Find all first-order partial derivative of the given function defined on $R^n$.

Question

$$f(x)=\sum_{i=1}^n \sum_{j=1}^n a_{ij} x_i x_j$$ given $a_{ij}=a_{ji}$ my atempt. let $g(t)=f(x+te_k)$ where $e_k=$the k-th unite coordinate vector. Then computed $g'(0)=f'(x;e_k)=\sum_{i=1}^n \sum_{j=1}^n a_{ij}(x_i+x_j)$. But the ans is given as $2 \sum_{j=1}^n a_{kj}x_j$. how to solve? need a short hint.

Answer 1

Note first that the $i$th component of $x+te_k$ is $x_i$ when $i\ne k$ and $x_i+t$ when $i=k$. We have (using symmetry of $a_{ij}$ in the second term)
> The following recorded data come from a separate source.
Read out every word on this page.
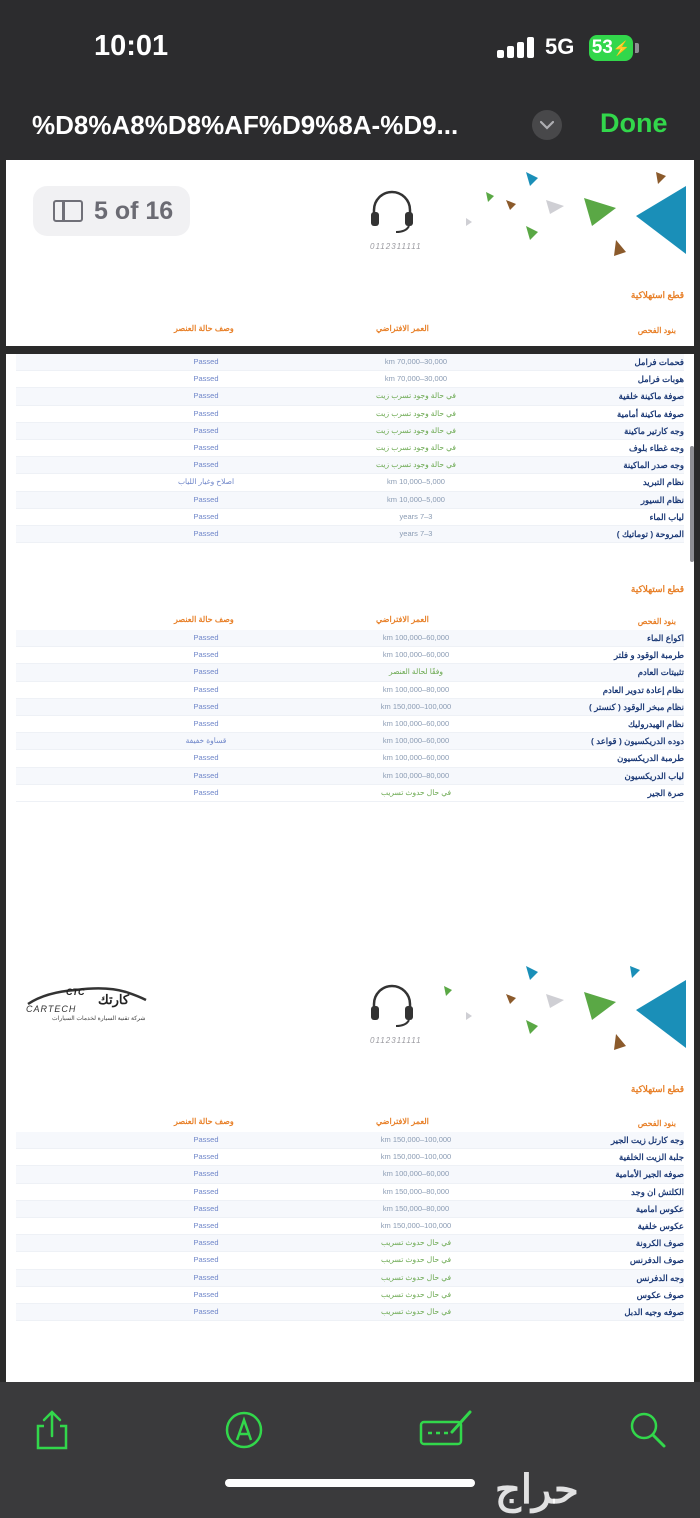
10:01	5G 53⚡
%D8%A8%D8%AF%D9%8A-%D9...	Done
0112311111
قطع استهلاكية
بنود الفحص
العمر الافتراضي
وصف حالة العنصر
فحمات فرامل
km 70,000–30,000
Passed
هوبات فرامل
km 70,000–30,000
Passed
صوفة ماكينة خلفية
في حالة وجود تسرب زيت
Passed
صوفة ماكينة أمامية
في حالة وجود تسرب زيت
Passed
وجه كارتير ماكينة
في حالة وجود تسرب زيت
Passed
وجه غطاء بلوف
في حالة وجود تسرب زيت
Passed
وجه صدر الماكينة
في حالة وجود تسرب زيت
Passed
نظام التبريد
km 10,000–5,000
اصلاح وغيار اللياب
نظام السيور
km 10,000–5,000
Passed
لياب الماء
years 7–3
Passed
المروحة ( توماتيك )
years 7–3
Passed
قطع استهلاكية
بنود الفحص
العمر الافتراضي
وصف حالة العنصر
اكواع الماء
km 100,000–60,000
Passed
طرمبة الوقود و فلتر
km 100,000–60,000
Passed
تثبيتات العادم
وفقًا لحالة العنصر
Passed
نظام إعادة تدوير العادم
km 100,000–80,000
Passed
نظام مبخر الوقود ( كنستر )
km 150,000–100,000
Passed
نظام الهيدروليك
km 100,000–60,000
Passed
دوده الدريكسيون ( قواعد )
km 100,000–60,000
قساوة خفيفة
طرمبة الدريكسيون
km 100,000–60,000
Passed
لياب الدريكسيون
km 100,000–80,000
Passed
صرة الجير
في حال حدوث تسريب
Passed
0112311111
CTC كارتك
CARTECH
شركة تقنية السيارة لخدمات السيارات
قطع استهلاكية
بنود الفحص
العمر الافتراضي
وصف حالة العنصر
وجه كارتل زيت الجير
km 150,000–100,000
Passed
جلبة الزيت الخلفية
km 150,000–100,000
Passed
صوفه الجير الأمامية
km 100,000–60,000
Passed
الكلتش ان وجد
km 150,000–80,000
Passed
عكوس امامية
km 150,000–80,000
Passed
عكوس خلفية
km 150,000–100,000
Passed
صوف الكرونة
في حال حدوث تسريب
Passed
صوف الدفرنس
في حال حدوث تسريب
Passed
وجه الدفرنس
في حال حدوث تسريب
Passed
صوف عكوس
في حال حدوث تسريب
Passed
صوفه وجيه الدبل
في حال حدوث تسريب
Passed
5 of 16
حراج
$$g(t) = f(x+te_k) = \sum\limits_{i,j\ne k} a_{ij}x_ix_j + 2\sum_{j\ne k} a_{kj}(x_k+t)x_j + a_{kk}(x_k+t)^2.$$ Therefore, $g'(t) = 2\sum_{j\ne k} a_{kj}x_j + 2a_{kk}(x_k+t)$, and so $$f'(x;e_k) = g'(0) = 2\sum_{j\ne k} a_{kj}x_j + 2a_{kk}x_k = 2\sum_j a_{kj}x_j.$$